In the first two years we focused, according to our time table on tasks 1,2,4,5,6,7 and 8.
In the second two years we focused, in addition to the former, also on tsks 3 and 9.
In the first two years the research results where published in 5 original papers in the prestigious journals like Clinical Pharmacology and Therapeutics and Cell. Physiol. Biochemistry (see below).
In the second two years we published 13 additional original paper in prestigious journals as Nature Reviews Drug Discovery (2 articles), PLOS ONE and Cell. Physiol. Biochemistry (see below).
One manuscript is in preparation for Cell (will be submitted in 2014).
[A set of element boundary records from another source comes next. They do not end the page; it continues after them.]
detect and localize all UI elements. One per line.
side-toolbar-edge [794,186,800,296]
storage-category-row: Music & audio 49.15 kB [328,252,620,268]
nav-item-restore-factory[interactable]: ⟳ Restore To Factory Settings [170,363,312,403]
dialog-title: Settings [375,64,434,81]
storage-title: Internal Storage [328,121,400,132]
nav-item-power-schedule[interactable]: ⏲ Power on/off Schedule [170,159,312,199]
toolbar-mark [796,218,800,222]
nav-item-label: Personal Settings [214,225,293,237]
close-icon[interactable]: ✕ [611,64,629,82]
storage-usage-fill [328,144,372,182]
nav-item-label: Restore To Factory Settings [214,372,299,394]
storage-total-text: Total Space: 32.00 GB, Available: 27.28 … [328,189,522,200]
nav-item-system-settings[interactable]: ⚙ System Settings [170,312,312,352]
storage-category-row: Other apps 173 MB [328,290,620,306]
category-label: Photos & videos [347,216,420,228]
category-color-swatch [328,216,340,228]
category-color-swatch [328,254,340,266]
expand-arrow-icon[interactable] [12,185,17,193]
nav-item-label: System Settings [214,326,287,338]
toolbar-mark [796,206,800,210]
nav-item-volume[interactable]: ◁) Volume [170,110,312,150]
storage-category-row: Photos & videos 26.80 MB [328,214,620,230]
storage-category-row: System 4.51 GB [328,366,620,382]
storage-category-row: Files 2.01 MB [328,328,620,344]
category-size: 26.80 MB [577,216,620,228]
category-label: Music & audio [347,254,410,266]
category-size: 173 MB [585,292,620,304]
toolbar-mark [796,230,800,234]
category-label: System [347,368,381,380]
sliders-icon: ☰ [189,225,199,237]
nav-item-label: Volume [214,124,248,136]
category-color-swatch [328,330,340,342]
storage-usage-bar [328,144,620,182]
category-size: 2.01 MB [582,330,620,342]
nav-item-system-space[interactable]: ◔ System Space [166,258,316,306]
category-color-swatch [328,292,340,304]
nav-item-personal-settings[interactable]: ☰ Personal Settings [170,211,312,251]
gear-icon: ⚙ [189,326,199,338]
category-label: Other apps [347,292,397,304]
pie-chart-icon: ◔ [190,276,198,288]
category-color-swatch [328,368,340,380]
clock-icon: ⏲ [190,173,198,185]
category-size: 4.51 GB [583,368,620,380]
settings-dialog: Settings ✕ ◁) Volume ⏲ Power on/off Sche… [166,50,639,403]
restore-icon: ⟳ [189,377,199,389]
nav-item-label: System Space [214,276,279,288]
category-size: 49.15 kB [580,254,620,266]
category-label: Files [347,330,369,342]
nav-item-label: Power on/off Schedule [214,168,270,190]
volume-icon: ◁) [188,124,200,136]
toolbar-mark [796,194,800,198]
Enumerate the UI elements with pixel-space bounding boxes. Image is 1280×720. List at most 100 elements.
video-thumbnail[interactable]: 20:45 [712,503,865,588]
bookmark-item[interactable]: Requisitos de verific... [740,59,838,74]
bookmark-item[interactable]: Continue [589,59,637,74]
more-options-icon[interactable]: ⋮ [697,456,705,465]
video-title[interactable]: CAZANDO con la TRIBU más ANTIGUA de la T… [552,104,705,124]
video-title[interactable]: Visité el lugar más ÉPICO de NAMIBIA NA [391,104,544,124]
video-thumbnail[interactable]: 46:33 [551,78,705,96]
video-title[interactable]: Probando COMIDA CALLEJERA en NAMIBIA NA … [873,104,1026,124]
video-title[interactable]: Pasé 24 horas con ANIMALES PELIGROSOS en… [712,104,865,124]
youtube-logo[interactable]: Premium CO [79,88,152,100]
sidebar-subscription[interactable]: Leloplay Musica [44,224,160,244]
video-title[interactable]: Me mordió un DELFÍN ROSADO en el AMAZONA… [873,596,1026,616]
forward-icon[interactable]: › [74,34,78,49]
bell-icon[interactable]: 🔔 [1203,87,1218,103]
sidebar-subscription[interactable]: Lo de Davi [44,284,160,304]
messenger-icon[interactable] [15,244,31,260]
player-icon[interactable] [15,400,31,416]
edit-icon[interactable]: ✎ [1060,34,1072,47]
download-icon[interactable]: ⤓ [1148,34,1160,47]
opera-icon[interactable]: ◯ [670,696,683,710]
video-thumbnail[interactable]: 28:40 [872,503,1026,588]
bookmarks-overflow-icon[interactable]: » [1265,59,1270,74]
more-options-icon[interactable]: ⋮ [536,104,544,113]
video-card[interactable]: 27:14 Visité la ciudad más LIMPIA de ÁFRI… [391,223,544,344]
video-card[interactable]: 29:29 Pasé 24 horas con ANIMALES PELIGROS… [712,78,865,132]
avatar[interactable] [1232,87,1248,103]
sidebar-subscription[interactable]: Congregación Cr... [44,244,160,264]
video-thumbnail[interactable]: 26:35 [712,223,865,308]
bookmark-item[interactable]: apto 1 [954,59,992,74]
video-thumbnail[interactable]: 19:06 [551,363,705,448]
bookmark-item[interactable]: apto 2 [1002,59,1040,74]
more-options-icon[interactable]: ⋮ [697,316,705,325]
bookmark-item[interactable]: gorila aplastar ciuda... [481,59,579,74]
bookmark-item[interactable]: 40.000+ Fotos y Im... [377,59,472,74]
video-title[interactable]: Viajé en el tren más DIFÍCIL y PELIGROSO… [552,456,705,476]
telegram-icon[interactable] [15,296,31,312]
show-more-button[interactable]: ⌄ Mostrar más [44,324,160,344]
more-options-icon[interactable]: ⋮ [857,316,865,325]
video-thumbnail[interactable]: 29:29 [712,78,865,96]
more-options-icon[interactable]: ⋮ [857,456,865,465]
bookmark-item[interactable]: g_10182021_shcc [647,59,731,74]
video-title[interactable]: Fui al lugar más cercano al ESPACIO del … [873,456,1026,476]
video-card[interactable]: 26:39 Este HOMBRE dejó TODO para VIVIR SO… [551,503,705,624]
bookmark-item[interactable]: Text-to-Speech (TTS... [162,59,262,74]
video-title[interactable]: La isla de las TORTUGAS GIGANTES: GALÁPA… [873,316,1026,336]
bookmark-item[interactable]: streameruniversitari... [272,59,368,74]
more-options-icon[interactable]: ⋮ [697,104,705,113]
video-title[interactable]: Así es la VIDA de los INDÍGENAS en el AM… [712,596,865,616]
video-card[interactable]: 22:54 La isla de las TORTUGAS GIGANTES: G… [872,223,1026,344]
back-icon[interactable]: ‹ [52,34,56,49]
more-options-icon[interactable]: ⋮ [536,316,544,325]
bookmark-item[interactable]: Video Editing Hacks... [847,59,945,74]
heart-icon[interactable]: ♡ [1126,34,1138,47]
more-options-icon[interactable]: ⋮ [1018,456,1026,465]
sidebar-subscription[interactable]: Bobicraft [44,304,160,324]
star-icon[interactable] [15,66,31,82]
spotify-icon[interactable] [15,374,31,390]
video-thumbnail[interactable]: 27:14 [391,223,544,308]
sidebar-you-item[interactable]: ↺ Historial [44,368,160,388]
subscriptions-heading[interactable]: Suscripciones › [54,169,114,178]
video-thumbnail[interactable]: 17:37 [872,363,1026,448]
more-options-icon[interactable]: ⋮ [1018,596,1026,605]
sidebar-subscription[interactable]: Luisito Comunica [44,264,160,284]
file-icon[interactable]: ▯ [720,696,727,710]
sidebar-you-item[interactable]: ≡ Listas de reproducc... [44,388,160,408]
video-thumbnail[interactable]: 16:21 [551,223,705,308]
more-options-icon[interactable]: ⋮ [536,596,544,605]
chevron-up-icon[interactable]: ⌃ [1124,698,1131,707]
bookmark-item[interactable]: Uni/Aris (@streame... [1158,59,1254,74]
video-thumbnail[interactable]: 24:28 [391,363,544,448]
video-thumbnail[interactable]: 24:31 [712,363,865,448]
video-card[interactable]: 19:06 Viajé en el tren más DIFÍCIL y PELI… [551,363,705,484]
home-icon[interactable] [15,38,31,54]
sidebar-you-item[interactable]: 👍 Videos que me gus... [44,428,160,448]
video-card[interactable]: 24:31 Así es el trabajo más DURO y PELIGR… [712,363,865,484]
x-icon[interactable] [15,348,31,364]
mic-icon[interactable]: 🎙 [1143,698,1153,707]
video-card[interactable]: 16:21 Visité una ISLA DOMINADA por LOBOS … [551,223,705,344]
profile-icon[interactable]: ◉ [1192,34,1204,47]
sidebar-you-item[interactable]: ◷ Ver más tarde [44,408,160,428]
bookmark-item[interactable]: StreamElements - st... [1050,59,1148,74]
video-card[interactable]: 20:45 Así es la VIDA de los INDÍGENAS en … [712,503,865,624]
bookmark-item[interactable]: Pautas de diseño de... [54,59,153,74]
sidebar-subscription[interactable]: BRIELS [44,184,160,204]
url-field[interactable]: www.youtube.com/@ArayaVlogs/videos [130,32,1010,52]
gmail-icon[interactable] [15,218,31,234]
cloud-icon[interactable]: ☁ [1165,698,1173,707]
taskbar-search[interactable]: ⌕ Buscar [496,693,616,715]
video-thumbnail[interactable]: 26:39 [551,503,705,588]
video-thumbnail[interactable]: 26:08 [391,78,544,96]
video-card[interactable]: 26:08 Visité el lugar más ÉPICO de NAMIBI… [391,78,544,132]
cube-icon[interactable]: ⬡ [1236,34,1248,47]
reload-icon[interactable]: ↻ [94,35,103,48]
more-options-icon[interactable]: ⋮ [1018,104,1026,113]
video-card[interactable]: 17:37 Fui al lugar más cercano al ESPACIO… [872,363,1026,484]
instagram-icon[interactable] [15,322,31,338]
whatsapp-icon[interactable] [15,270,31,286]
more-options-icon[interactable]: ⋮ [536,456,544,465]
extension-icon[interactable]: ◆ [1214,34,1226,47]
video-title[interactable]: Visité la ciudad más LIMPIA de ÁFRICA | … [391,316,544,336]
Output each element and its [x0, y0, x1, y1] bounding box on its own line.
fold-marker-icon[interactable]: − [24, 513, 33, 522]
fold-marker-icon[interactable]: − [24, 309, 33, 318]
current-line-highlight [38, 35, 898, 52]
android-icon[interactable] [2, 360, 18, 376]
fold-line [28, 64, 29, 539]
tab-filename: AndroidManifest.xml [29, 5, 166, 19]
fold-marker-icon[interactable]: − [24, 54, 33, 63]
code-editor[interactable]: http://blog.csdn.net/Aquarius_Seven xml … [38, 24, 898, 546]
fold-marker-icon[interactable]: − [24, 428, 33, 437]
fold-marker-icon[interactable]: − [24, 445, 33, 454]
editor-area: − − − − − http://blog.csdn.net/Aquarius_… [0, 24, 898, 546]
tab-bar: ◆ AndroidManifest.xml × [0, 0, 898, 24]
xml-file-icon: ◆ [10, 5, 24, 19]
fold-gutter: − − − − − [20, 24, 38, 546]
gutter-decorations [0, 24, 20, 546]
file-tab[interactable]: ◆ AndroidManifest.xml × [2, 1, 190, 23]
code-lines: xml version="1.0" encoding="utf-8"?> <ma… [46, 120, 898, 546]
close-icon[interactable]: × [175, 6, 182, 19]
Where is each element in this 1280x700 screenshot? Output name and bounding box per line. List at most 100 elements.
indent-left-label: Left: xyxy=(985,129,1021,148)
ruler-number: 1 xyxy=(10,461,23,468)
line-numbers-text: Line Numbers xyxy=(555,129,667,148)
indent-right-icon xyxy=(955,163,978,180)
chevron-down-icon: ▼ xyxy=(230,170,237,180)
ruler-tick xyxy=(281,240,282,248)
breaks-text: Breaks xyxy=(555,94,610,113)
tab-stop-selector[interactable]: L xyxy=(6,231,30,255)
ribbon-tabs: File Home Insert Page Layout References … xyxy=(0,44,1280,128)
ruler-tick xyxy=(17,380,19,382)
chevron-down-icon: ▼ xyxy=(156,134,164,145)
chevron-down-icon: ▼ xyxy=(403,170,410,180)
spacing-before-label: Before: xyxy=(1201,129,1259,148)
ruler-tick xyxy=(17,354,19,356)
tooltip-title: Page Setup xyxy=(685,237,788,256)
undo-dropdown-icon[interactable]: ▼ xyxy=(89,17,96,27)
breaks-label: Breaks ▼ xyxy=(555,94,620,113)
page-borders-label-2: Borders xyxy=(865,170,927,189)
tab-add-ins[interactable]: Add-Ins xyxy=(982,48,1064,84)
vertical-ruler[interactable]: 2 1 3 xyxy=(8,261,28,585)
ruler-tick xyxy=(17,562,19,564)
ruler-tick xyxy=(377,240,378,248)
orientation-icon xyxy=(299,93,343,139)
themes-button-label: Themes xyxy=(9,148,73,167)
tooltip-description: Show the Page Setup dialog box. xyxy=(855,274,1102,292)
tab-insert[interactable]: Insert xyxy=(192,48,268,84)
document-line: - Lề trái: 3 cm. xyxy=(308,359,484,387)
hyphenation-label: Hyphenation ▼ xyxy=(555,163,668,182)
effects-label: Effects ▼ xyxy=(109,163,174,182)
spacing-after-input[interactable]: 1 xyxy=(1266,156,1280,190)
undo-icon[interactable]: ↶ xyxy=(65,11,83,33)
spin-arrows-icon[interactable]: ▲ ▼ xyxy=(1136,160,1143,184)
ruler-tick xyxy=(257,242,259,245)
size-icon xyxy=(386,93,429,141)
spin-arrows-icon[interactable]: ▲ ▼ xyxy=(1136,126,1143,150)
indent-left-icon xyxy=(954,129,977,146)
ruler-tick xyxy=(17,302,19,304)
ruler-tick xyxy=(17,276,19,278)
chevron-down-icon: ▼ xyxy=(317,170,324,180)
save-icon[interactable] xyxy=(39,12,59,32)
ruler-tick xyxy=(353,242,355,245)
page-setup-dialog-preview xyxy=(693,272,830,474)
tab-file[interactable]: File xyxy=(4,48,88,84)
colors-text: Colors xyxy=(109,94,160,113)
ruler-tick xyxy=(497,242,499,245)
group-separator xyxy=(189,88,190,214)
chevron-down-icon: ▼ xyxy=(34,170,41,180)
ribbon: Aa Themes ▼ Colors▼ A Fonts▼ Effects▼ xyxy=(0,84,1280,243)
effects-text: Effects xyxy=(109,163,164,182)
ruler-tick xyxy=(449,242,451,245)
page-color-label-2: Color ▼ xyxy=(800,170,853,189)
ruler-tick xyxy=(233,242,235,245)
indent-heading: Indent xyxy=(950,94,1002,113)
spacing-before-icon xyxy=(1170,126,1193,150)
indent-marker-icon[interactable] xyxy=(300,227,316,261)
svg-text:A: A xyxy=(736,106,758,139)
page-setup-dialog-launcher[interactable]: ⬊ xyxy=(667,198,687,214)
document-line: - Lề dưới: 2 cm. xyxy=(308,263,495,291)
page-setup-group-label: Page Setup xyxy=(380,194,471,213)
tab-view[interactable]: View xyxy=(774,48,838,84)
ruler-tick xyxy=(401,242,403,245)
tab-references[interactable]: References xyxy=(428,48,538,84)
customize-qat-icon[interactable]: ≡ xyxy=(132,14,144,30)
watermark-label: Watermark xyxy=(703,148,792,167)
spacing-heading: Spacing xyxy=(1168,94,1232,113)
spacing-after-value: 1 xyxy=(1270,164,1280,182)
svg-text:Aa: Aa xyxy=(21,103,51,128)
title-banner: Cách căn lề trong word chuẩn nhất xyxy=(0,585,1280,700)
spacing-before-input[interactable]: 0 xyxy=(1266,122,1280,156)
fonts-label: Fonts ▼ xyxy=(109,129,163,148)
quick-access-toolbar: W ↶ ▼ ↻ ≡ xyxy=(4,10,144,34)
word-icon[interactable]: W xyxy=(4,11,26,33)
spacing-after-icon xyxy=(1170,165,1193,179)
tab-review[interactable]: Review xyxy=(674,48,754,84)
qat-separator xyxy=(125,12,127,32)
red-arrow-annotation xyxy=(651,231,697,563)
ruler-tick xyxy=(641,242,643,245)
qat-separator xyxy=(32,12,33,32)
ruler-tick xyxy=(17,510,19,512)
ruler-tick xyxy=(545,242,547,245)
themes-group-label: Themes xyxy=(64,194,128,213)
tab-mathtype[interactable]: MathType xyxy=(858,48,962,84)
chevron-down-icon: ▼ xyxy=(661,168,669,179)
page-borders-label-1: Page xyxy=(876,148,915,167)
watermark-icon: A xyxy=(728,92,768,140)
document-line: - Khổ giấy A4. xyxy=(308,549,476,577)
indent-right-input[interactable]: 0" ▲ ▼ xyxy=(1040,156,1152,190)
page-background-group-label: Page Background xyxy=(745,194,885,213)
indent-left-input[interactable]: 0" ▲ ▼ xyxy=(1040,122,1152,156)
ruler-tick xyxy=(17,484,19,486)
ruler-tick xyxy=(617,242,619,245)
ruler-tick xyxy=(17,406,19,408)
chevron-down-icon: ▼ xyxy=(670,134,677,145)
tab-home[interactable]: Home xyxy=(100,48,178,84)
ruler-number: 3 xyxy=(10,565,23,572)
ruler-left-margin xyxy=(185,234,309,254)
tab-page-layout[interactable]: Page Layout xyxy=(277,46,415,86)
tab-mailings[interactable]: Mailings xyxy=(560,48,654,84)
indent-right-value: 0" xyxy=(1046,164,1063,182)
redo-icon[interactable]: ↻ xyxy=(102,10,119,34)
In addition, due to the momentum generated by the IRSES network we applied and successfully obtained the right to organize an 'Exploratory Workshop' sponsored by the ESF in 2011.
The follow-up meeting was organized in Lake Cumberland (USA) in 2013.
The scientific results obtained during the IRSES funding have been published again in a special issue of Cellular Physiology and Biochemistry in 2013.